Amidst Marvel’s recent upheaval, life goes on. Filming for Captain America: New World Order is underway in Atlanta. Here are Anthony Mackie, Danny Ramirez, and Shira Haas on set yesterday.
This is Mackie’s first feature film as Captain America, after picking up the mantle in The Falcon and the Winter Soldier. Danny Ramirez plays Joaquin Torres, the guy Sam Wilson tapped to take over his “Falcon” moniker, and Shira Haas plays Israeli superhero, Sabra. The film will be Sabra’s introduction, but NWO will have to reframe Sam’s new job, and who Joaquin is, because Marvel never assumes people actually watch everything, so there will be some kind of info dump to cover the developments of FATWS.
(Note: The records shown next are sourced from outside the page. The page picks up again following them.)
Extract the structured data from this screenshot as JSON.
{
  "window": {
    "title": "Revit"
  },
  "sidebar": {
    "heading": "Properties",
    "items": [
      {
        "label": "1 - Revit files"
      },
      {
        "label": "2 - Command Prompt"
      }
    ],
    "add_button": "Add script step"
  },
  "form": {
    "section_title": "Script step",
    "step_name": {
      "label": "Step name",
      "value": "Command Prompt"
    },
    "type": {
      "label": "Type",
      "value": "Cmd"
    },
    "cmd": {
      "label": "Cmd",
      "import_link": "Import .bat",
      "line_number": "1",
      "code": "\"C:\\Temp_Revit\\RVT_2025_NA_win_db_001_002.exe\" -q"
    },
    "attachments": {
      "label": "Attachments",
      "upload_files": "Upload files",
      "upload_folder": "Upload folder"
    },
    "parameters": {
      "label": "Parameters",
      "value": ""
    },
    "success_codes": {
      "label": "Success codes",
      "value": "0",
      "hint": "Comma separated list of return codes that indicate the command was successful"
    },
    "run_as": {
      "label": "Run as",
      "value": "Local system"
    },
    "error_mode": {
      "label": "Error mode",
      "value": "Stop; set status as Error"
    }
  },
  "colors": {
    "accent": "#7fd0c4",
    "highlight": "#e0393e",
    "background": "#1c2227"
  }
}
Speaking of the Winter Soldier, where is Bucky? Probably not in this movie! Or, if he does show up, it will be in a limited capacity. Sebastian Stan is set to appear in Thunderbolts along with Florence Pugh, David Harbour, and Wyatt Russell, which films this summer. Danny Ramirez is playing Cap’s sidekick in NWO, Joaquin is the new Bucky. We didn’t get to see much of Mackie and Ramirez’s rapport in FATWS, but I really liked Ramirez in Top Gun: Maverick. He made a small character pop, and really, that’s what Stan did with Bucky ten years ago. I also got to meet Ramirez last year, and WHEW, that SMILE is a LOT. He has a lot of spark and is just the right combination of sharp and charming to pop with the public. But will being Cap’s sidekick pay off for Danny Ramirez the same way it did Sebastian Stan?
I can’t shake the feeling that signing onto multi-part franchises now won’t work out as well as it did in the 2010s. Last decade, Stan used Marvel as a trampoline, he now has an Emmy nomination under his belt and consistently works with top-tier filmmakers and actors. But for Ramirez, it feels like less of a trampoline, more of a trap. I don’t think superhero movies survive the decade, at least as the driving force in pop culture. Marvel is best positioned to survive a genre collapse, but it feels like audiences are interested in other things now. We haven’t identified what the next big thing will be yet—fun little murder mysteries?—but I hope the class of interesting up-and-comers, like Danny Ramirez, aren’t locked into interminable franchise contracts when whatever it is hits big.